President Amanda Snowden Shares Her Journey from Entry-Level to C-Level Executive
Hard Work, Passion and a Strong Work Ethic Got Me Here
As a female business executive and leader in my industry, I feel it is important to empower others by sharing my journey. This path certainly wasn’t in my ten-year plan. In fact, I didn’t even have a plan when I graduated from college more than 15 years ago. Over that period, I worked the stereotypical corporate job in a cubicle. I tried an entry-level position with a small business with no benefits and no job description, and I worked my way into directing operations for that company. I then oversaw the acquisition of that company by an Inc. 5000 Fastest-Growing Private Company. Once there, I went from having no formal title (or clearly specified role) to COO and finally to President of this company. Now, I have hit my stride and found my passion. So, how did I get here?
College Graduation is Looming. Uh Oh.
During the summer before my senior year in college, I realized that I had to get a job and join the rat race soon. With no real idea of what I wanted to do, my mentor and marketing professor suggested a summer internship. Sure, why not? So, I joined StandardAero, an aviation service company, as a marketing intern for the government services division. It was wonderful, and it was my first “real” job. I worked long, hard days, but I was happy to be learning. To start, they wanted me to really understand the company and what we sold. So, for the first few weeks, I literally worked in the factory alongside various teams learning about how airplane engines are made, painted, maintained, and what types of planes need what kinds of engines. Before this, I had no real understanding or interest in airplanes, let alone their engines. I embraced the role.
The fact that I rotated through every part of the company to better understand what we offered is something that deeply impacted me. It is something I continue to offer today to new employees. To sell it, you must understand it. You must ask questions. You have to turn the wrench. Around the lunch table, you talk about what you love (and hate) about your job and what you would do differently if given the chance. That, too, stuck with me. It’s important that you get feedback from the people working with you to stay in tune with what matters most to them. It was an incredible, exhausting summer, but it planted a seed.
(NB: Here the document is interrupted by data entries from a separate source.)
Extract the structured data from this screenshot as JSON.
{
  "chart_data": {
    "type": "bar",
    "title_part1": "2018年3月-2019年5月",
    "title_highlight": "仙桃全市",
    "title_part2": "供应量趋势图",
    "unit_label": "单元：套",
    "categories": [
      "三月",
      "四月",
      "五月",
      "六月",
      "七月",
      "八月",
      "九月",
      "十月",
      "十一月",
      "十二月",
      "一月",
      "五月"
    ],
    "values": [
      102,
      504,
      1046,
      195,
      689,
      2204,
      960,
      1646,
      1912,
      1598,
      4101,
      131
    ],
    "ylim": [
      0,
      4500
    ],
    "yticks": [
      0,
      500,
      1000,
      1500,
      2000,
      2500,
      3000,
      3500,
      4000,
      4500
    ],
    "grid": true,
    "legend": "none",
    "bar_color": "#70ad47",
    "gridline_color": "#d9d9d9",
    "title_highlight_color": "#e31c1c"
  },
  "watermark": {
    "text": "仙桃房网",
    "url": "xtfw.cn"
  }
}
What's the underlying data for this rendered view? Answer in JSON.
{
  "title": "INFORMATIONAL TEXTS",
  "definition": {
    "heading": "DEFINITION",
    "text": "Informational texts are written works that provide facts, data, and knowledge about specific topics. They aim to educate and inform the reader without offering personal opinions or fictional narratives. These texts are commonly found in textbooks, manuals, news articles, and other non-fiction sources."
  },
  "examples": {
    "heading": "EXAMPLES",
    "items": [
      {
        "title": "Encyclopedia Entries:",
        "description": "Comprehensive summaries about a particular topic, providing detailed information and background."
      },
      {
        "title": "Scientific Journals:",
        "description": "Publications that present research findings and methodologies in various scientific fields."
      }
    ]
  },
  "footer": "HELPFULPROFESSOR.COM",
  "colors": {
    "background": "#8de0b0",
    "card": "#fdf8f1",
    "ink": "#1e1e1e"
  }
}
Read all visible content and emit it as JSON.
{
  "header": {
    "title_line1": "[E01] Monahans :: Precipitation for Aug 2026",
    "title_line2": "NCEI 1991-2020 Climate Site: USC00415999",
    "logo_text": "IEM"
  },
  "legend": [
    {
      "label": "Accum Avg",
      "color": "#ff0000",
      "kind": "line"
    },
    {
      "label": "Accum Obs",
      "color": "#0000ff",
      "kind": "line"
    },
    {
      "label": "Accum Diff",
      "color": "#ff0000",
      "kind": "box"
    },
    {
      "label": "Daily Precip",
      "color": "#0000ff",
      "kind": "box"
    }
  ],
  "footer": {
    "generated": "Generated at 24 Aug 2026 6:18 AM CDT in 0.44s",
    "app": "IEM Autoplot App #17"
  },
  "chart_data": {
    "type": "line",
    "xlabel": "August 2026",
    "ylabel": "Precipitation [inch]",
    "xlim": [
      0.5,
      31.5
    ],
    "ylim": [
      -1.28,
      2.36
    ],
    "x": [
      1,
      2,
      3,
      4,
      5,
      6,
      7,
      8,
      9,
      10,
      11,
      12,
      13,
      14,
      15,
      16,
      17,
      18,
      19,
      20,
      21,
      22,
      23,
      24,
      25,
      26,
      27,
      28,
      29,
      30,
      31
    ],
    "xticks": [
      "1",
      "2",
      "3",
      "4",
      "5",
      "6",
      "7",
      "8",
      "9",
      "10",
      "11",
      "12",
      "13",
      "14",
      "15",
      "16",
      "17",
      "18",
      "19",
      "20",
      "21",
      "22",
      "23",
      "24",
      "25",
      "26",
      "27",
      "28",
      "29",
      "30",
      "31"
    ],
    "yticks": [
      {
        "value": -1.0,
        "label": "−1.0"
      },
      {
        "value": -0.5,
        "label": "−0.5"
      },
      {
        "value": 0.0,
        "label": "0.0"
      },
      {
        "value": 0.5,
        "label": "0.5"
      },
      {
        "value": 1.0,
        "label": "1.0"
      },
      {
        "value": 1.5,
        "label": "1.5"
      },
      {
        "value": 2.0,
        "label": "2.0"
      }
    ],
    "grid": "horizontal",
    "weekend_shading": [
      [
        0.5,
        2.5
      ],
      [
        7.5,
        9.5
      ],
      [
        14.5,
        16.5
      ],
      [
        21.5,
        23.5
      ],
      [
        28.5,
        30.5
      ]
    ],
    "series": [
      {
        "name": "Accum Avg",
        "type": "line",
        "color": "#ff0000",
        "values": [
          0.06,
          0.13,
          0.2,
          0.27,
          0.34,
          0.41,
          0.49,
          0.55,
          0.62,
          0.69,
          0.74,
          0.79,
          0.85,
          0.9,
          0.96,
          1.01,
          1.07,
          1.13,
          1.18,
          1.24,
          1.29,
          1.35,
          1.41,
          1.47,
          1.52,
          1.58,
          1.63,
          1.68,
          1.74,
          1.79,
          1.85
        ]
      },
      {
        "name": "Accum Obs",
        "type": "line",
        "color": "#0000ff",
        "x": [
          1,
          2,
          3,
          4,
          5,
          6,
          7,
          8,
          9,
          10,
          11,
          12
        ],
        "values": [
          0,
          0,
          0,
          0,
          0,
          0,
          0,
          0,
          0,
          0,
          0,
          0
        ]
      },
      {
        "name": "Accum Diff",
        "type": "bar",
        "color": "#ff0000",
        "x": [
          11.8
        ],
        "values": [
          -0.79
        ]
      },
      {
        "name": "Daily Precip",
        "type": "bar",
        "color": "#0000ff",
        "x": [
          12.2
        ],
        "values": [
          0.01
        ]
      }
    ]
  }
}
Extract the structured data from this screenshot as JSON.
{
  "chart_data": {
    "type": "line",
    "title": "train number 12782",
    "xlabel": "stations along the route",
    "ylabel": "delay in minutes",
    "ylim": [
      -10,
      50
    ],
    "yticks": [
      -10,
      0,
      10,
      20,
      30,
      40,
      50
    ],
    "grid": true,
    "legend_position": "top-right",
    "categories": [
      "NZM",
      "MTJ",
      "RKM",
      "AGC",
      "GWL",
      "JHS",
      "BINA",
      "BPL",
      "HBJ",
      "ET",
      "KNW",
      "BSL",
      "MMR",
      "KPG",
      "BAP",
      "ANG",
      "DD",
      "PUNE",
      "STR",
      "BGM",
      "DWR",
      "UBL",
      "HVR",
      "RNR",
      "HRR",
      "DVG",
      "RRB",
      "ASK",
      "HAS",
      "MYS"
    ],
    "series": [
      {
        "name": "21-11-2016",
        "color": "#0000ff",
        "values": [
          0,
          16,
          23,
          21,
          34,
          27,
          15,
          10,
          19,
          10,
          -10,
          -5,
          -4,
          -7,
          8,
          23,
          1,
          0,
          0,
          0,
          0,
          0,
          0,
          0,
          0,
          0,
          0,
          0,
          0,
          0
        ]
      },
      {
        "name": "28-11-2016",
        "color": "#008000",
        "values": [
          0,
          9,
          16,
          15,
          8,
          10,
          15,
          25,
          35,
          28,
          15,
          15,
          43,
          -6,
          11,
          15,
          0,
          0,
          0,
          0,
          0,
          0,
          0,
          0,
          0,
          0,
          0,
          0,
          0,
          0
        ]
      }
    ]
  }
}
After graduating cum laude from Trinity University in San Antonio, StandardAero offered me a full-time position. I was so thrilled to have a job offer that I forgot to even take some time to celebrate my graduation (which I do not recommend). I got my old cubicle back and fell in with my old teammates. Since I knew the key points of the position, I was able to take on more responsibilities very quickly. However, when working for various government agencies, I couldn’t be as creative as I wanted to be. So, when an entry level, non-titled, full-time position of sorts opened at a small law firm marketing agency, I wanted to give it a shot. My dad (former military, 40-year veteran of the Dallas Fire Department) made me talk to a CPA and write out plans before I jumped ship from job security and health insurance to… not much. I did all those things, and I am glad that I did. It helped me realize more of what I really wanted. I wanted to be creative, to lead, to teach and to travel. Attorneys Online, Inc. offered that to me.